Could it be the case that contemporary governments and economies are just simply not structured to be forward thinking in this way?
What if, in analogy to the transition out of feudalism, the next evolution of government and economies is one that allows for spending on future outcomes in a way that is impossible now? I have no idea what those institutions would look like -- I only know that hoping to solve global problems with the caveat that it needs to be profitable for someone has a whiff of obvious nonsense to me. And I also know, that at least in the US, the prospect that the government will implement large-scale change is patent nonsense.

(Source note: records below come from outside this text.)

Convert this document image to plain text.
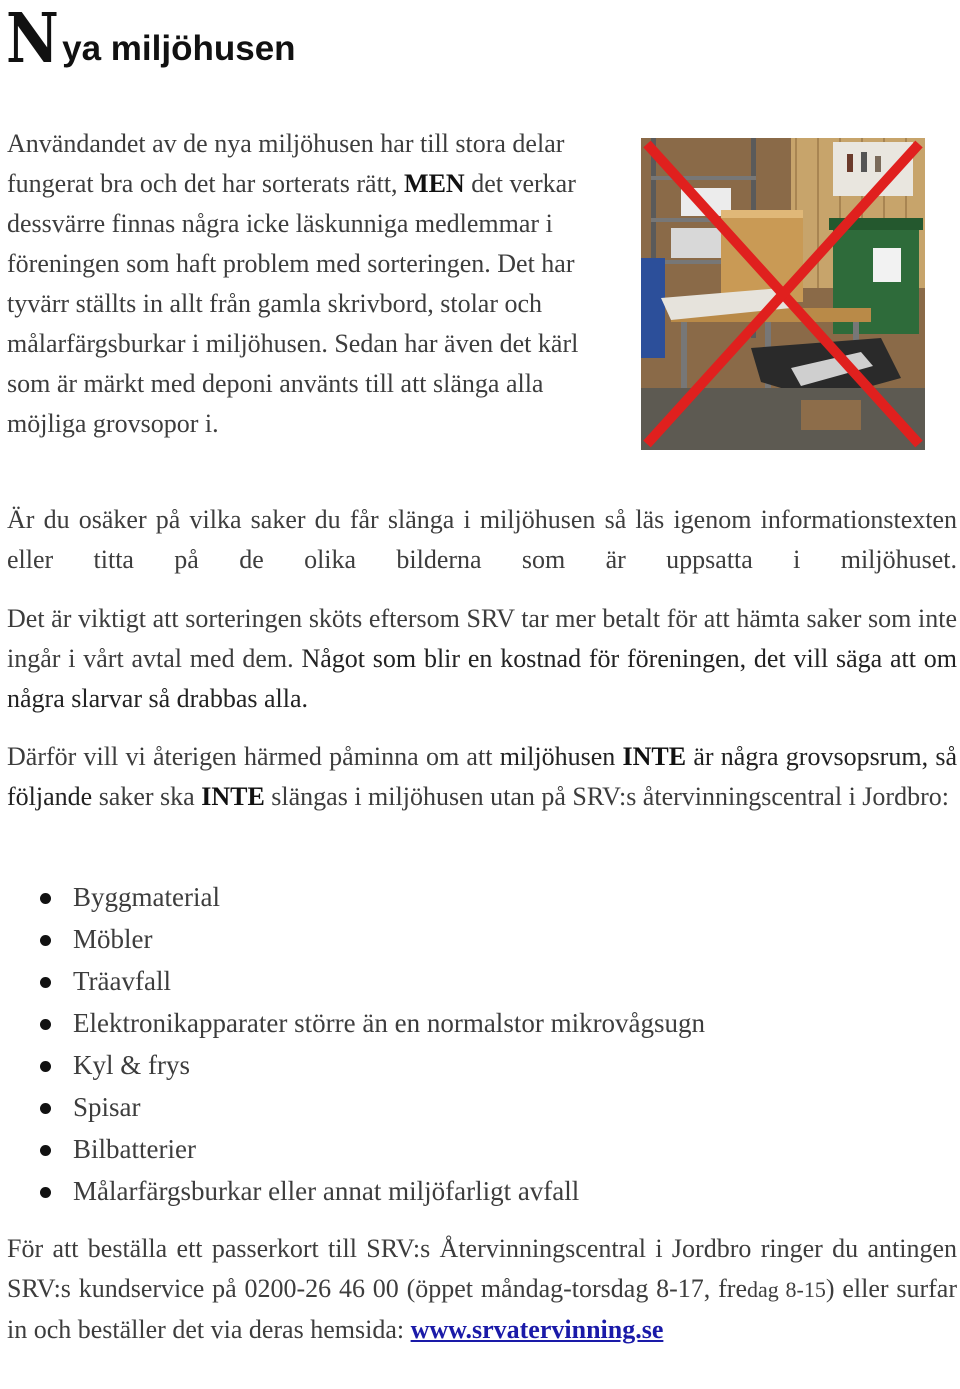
N ya miljöhusen

Användandet av de nya miljöhusen har till stora delar fungerat bra och det har sorterats rätt, MEN det verkar dessvärre finnas några icke läskunniga medlemmar i föreningen som haft problem med sorteringen. Det har tyvärr ställts in allt från gamla skrivbord, stolar och målarfärgsburkar i miljöhusen. Sedan har även det kärl som är märkt med deponi använts till att slänga alla möjliga grovsopor i.

Är du osäker på vilka saker du får slänga i miljöhusen så läs igenom informationstexten eller titta på de olika bilderna som är uppsatta i miljöhuset.

Det är viktigt att sorteringen sköts eftersom SRV tar mer betalt för att hämta saker som inte ingår i vårt avtal med dem. Något som blir en kostnad för föreningen, det vill säga att om några slarvar så drabbas alla.

Därför vill vi återigen härmed påminna om att miljöhusen INTE är några grovsopsrum, så följande saker ska INTE slängas i miljöhusen utan på SRV:s återvinningscentral i Jordbro:

Byggmaterial
Möbler
Träavfall
Elektronikapparater större än en normalstor mikrovågsugn
Kyl & frys
Spisar
Bilbatterier
Målarfärgsburkar eller annat miljöfarligt avfall

För att beställa ett passerkort till SRV:s Återvinningscentral i Jordbro ringer du antingen SRV:s kundservice på 0200-26 46 00 (öppet måndag-torsdag 8-17, fredag 8-15) eller surfar in och beställer det via deras hemsida: www.srvatervinning.se
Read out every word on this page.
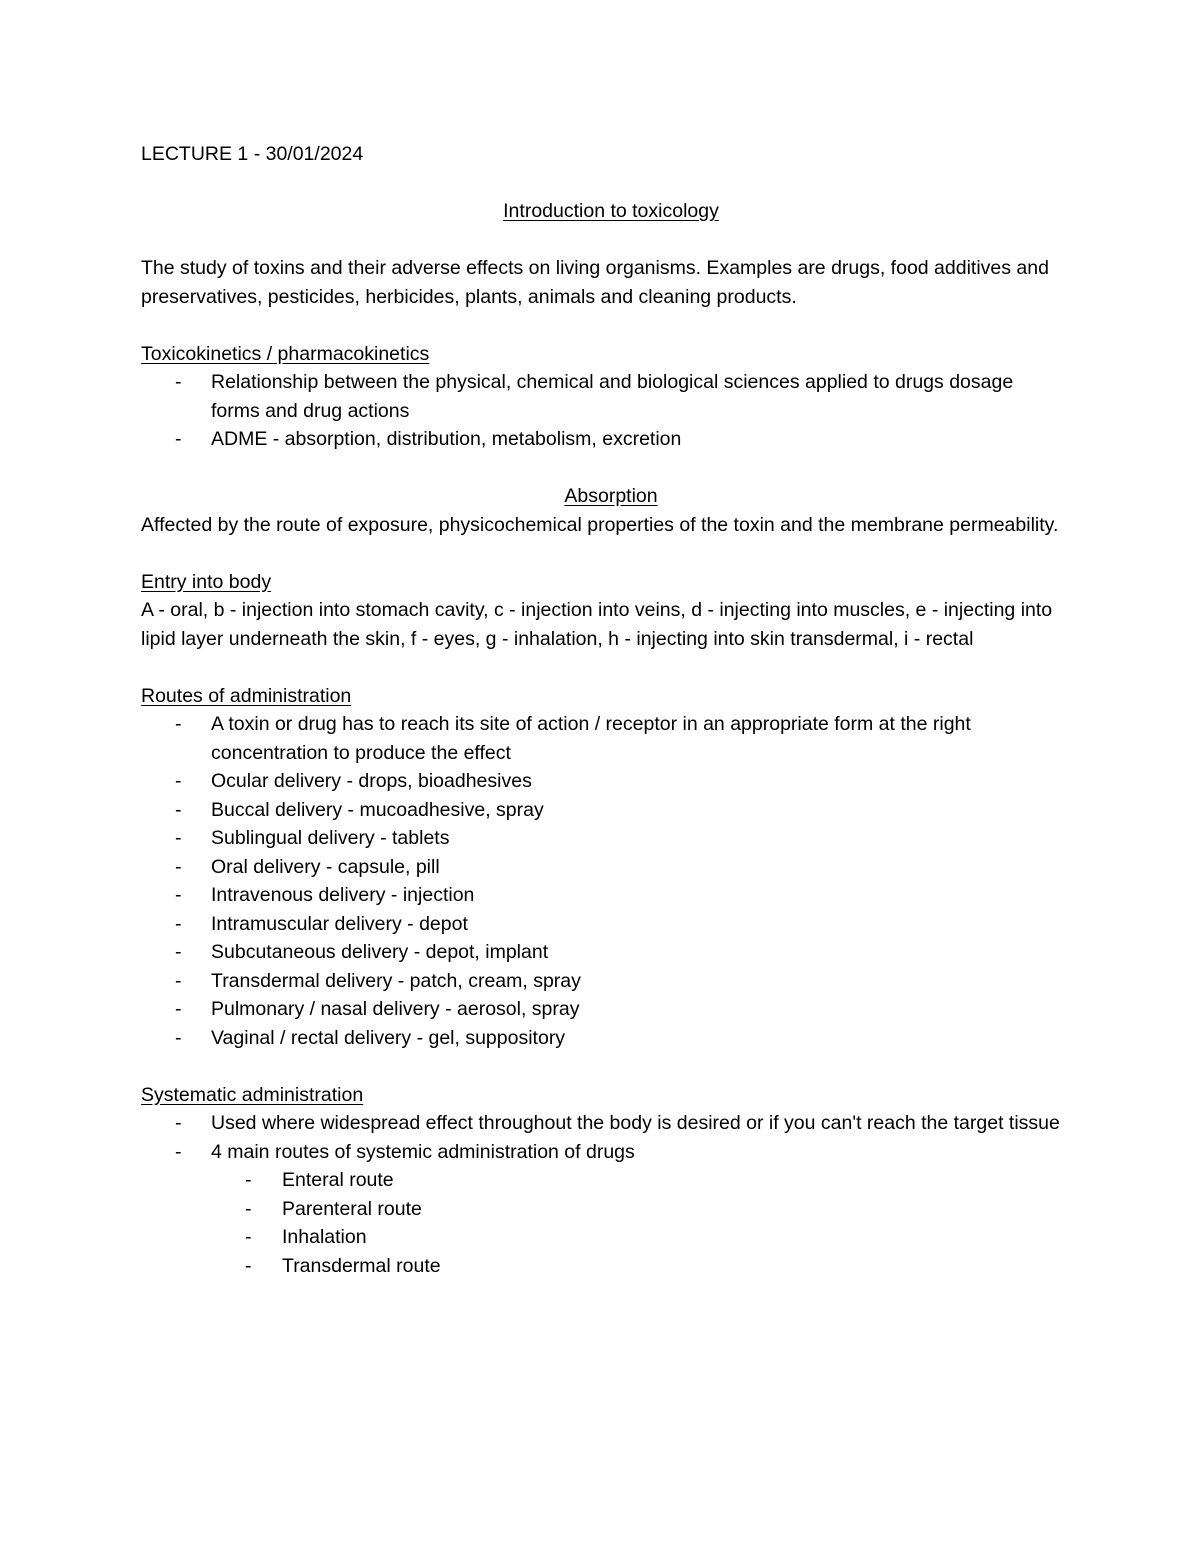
LECTURE 1 - 30/01/2024

Introduction to toxicology

The study of toxins and their adverse effects on living organisms. Examples are drugs, food additives and preservatives, pesticides, herbicides, plants, animals and cleaning products.

Toxicokinetics / pharmacokinetics

- Relationship between the physical, chemical and biological sciences applied to drugs dosage forms and drug actions
- ADME - absorption, distribution, metabolism, excretion

Absorption

Affected by the route of exposure, physicochemical properties of the toxin and the membrane permeability.

Entry into body

A - oral, b - injection into stomach cavity, c - injection into veins, d - injecting into muscles, e - injecting into lipid layer underneath the skin, f - eyes, g - inhalation, h - injecting into skin transdermal, i - rectal

Routes of administration

- A toxin or drug has to reach its site of action / receptor in an appropriate form at the right concentration to produce the effect
- Ocular delivery - drops, bioadhesives
- Buccal delivery - mucoadhesive, spray
- Sublingual delivery - tablets
- Oral delivery - capsule, pill
- Intravenous delivery - injection
- Intramuscular delivery - depot
- Subcutaneous delivery - depot, implant
- Transdermal delivery - patch, cream, spray
- Pulmonary / nasal delivery - aerosol, spray
- Vaginal / rectal delivery - gel, suppository

Systematic administration

- Used where widespread effect throughout the body is desired or if you can't reach the target tissue
- 4 main routes of systemic administration of drugs
- Enteral route
- Parenteral route
- Inhalation
- Transdermal route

It's possible to create a way out of this by taking finance structures and adapting them to service public goods. A climate project bank might issue loan/grant type funding for projects, in a model much like how the U.S. mortgage market and fannie mae works right now. Loans are assessed for risk and financial return, and we can use the same type of transactional examination for a hybrid of risk, financial, and carbon-reducing-sinking effect. Personally, I think issuance of loans at a discount relative to current commercial loan rates (maybe by offering a discount rate based off of a base of Fed rates), would offer strong leverage with elements of responsiveness to market fluctuations.

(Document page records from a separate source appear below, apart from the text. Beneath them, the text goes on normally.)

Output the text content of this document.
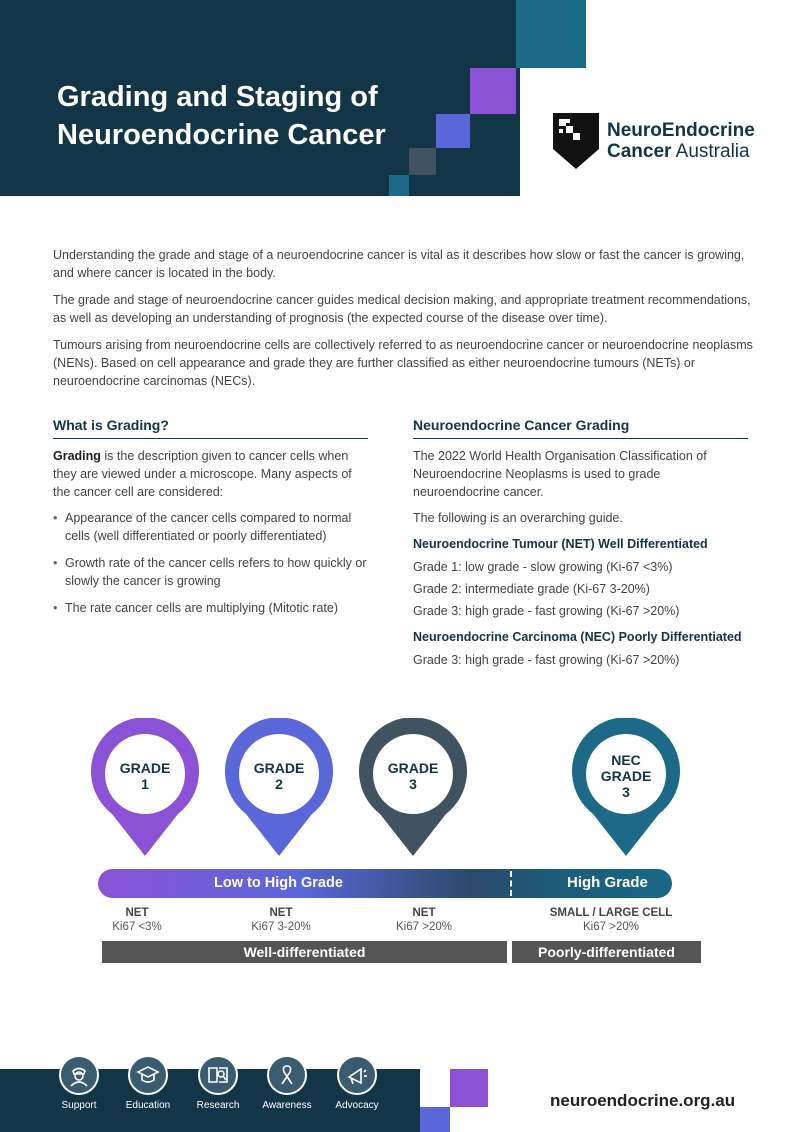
Grading and Staging of Neuroendocrine Cancer	NeuroEndocrine
Cancer Australia

Understanding the grade and stage of a neuroendocrine cancer is vital as it describes how slow or fast the cancer is growing, and where cancer is located in the body.

The grade and stage of neuroendocrine cancer guides medical decision making, and appropriate treatment recommendations, as well as developing an understanding of prognosis (the expected course of the disease over time).

Tumours arising from neuroendocrine cells are collectively referred to as neuroendocrine cancer or neuroendocrine neoplasms (NENs). Based on cell appearance and grade they are further classified as either neuroendocrine tumours (NETs) or neuroendocrine carcinomas (NECs).

What is Grading?

Grading is the description given to cancer cells when they are viewed under a microscope. Many aspects of the cancer cell are considered:

• Appearance of the cancer cells compared to normal cells (well differentiated or poorly differentiated)
• Growth rate of the cancer cells refers to how quickly or slowly the cancer is growing
• The rate cancer cells are multiplying (Mitotic rate)
Neuroendocrine Cancer Grading

The 2022 World Health Organisation Classification of Neuroendocrine Neoplasms is used to grade neuroendocrine cancer.

The following is an overarching guide.

Neuroendocrine Tumour (NET) Well Differentiated
Grade 1: low grade - slow growing (Ki-67 <3%)
Grade 2: intermediate grade (Ki-67 3-20%)
Grade 3: high grade - fast growing (Ki-67 >20%)
Neuroendocrine Carcinoma (NEC) Poorly Differentiated
Grade 3: high grade - fast growing (Ki-67 >20%)
GRADE
1
GRADE
2
GRADE
3
NEC
GRADE
3
Low to High Grade	High Grade
NET
Ki67 <3%
NET
Ki67 3-20%
NET
Ki67 >20%
SMALL / LARGE CELL
Ki67 >20%
Well-differentiated	Poorly-differentiated
Support	Education	Research	Awareness	Advocacy	neuroendocrine.org.au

The end points receiving the money don't decide the rates. And because multiple loan originators exist within that structure, they compete to minimize overhead.
> Could it be the case that contemporary governments and economies are just simply not structured to be forward thinking in this way?
I'm confused that this is a quesiton that you're asking, as opposed to something that is blatantly obvious. The United Nations declared as such recently:
"Trusting that the free market capitalist dynamics will get us
there, that of course is not going to happen," report co-author
Paavo Järvensivu, an academic who specializes in economics and
culture at Bios, says in a phone call with HuffPost. Economies
that rely on the power of markets, notes the report, don’t even
recognize the problem as they’re too focused on short-term
profits to take account of longer-term issues like climate change
and environmental destruction.
Well going on the tone in the rest of their comment I read that as a firmly tongue in cheek rhetorical question. As in: From the department of the blatantly obvious comes the question "Could it be the case...
By analogy to feudalism that we need a transformative change to something, an unknown something, that is different but a little better at seeing a big picture rather than endless blinkered dogma.
That quote is about markets, not governments. It's not great to mix up those two like the parent did. Governments are moving to mitigate climate change. Not all of them at the same pace, and none at the optimal pace, but things are certainly improving on the government front.
Yes, which is why the government can fix what the market messed up, because market participants weren't charged for the costs of the externalities they are responsible for. Carbon taxes can change that.
At this point, carbon taxes are really pretty much ephemeral, something that is basically too little, too late. You're adding more tax to a pile that the company already doesn't pay.
What if, in analogy to the transition out of feudalism, the next evolution of government and economies is one that allows for spending on future outcomes in a way that is impossible now? I have no idea what those institutions would look like -- I only know that hoping to solve global problems with the caveat that it needs to be profitable for someone has a whiff of obvious nonsense to me. And I also know, that at least in the US, the prospect that the government will implement large-scale change is patent nonsense.